My mother-in-law originally taught me this many years ago and now it’s a firm favourite in my Indian culinary repertoire.  If you cook it alongside a dal it makes a perfect vegan meal. I suggest my go to ‘Bengali Red Split Lentil Dal’ would be the perfect accompaniment. Both dishes can be prepared and cooked within 30 mins and  are very affordable, healthy and tasty. It’s a win win win.

Indian Sprout and Carrot Curry

Serves 4

325g sprouts, finely sliced

300g carrots, grated

1 green chilli, finely sliced (optional)

2 tbsp vegetable oil

1 level tsp turmeric

1 tsp nigella seeds (kalo jeera)

1 tsp salt

100ml water

1. Finely slice the sprouts, grate the carrots and, if using, finely chop the chilli. I tend to leave the seeds in, but to make it less spicy just remove the seeds.

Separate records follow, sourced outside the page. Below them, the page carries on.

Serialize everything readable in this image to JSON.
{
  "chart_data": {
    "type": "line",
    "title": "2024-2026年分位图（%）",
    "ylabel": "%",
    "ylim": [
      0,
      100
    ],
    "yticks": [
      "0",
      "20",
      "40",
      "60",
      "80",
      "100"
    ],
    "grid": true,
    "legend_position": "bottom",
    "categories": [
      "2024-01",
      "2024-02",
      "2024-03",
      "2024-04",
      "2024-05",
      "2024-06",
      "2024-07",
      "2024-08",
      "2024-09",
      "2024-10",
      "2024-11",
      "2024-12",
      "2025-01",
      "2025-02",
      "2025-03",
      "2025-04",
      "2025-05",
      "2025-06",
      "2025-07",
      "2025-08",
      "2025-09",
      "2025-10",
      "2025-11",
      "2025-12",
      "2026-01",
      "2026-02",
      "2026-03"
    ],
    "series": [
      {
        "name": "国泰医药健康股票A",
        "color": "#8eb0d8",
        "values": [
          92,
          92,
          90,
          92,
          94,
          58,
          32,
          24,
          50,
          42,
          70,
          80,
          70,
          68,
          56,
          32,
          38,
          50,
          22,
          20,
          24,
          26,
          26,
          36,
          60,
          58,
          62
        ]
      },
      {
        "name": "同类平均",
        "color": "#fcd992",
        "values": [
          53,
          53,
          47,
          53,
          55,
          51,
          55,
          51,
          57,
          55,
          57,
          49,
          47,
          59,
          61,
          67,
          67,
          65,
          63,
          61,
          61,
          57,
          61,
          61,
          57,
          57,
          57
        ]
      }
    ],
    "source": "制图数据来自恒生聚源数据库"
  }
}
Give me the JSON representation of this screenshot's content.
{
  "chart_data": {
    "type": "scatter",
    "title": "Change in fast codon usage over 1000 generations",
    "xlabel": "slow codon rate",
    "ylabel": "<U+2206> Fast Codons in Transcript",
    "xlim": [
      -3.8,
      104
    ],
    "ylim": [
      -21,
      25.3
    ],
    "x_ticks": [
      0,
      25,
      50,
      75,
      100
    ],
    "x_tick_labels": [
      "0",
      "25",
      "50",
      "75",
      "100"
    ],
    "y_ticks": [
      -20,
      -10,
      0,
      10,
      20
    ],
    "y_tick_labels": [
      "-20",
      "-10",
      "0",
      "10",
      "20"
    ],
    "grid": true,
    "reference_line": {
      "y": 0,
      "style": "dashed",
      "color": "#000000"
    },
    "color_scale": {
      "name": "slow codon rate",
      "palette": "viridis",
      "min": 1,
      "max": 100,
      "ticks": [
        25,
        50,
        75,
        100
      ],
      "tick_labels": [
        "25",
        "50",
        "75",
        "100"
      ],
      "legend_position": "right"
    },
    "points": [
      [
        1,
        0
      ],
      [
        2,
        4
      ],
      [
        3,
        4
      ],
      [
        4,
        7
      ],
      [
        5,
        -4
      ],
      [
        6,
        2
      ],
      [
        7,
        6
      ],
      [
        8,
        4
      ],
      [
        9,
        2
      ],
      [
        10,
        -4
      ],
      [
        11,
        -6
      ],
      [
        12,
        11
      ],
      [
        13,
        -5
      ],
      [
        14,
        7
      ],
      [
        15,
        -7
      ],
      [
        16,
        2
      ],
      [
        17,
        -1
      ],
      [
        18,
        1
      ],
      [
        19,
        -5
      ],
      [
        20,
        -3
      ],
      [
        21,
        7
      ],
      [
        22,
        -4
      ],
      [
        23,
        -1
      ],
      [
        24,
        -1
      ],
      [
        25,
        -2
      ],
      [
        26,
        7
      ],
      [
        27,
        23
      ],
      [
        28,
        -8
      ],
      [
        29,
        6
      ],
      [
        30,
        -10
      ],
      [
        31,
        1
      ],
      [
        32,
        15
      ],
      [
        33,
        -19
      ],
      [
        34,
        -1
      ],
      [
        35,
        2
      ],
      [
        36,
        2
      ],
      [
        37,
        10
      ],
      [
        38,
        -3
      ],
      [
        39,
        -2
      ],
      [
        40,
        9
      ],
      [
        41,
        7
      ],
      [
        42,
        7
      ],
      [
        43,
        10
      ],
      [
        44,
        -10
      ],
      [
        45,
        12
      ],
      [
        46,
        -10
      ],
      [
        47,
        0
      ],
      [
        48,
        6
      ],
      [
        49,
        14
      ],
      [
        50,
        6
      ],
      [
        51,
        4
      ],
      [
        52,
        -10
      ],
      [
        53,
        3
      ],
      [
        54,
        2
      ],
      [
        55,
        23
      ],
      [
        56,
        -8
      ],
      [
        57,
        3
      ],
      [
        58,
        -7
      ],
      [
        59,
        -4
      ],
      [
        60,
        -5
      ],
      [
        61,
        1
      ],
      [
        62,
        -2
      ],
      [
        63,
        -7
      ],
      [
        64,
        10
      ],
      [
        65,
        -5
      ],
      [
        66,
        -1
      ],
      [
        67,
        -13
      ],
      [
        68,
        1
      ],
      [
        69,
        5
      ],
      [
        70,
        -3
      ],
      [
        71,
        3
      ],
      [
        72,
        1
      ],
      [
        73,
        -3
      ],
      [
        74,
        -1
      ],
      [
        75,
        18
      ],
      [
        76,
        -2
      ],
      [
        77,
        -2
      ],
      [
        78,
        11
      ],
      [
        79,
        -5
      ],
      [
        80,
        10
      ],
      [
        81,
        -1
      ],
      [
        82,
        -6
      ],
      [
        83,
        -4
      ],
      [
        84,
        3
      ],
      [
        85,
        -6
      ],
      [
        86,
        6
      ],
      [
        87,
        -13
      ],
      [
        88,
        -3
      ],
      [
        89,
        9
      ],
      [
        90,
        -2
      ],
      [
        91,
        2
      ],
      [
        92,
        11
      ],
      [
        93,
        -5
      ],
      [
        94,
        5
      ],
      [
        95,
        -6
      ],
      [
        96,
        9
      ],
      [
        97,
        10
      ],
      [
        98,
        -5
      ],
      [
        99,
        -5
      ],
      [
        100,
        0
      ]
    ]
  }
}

2. Heat a pan with oil and add the nigella seeds. After 10 seconds add the chilli and turmeric and stir in together for a further 10 seconds.

3. Add the sprouts and carrots and stir well with the other ingredients. Continue to stir continuously on a medium heat so that the carrots and sprouts soften and do not burn. Use a wooden spoon to press down on the ingredients as you gently stir.

4. After a few minutes of stirring add 50ml of water and stir into the curry. You may find that you do not need to use the remaining 50ml of water if the sprouts and carrots are sufficiently softened. Add the salt to taste. Continue stirring for a further 5-7 minutes and the dish will be done.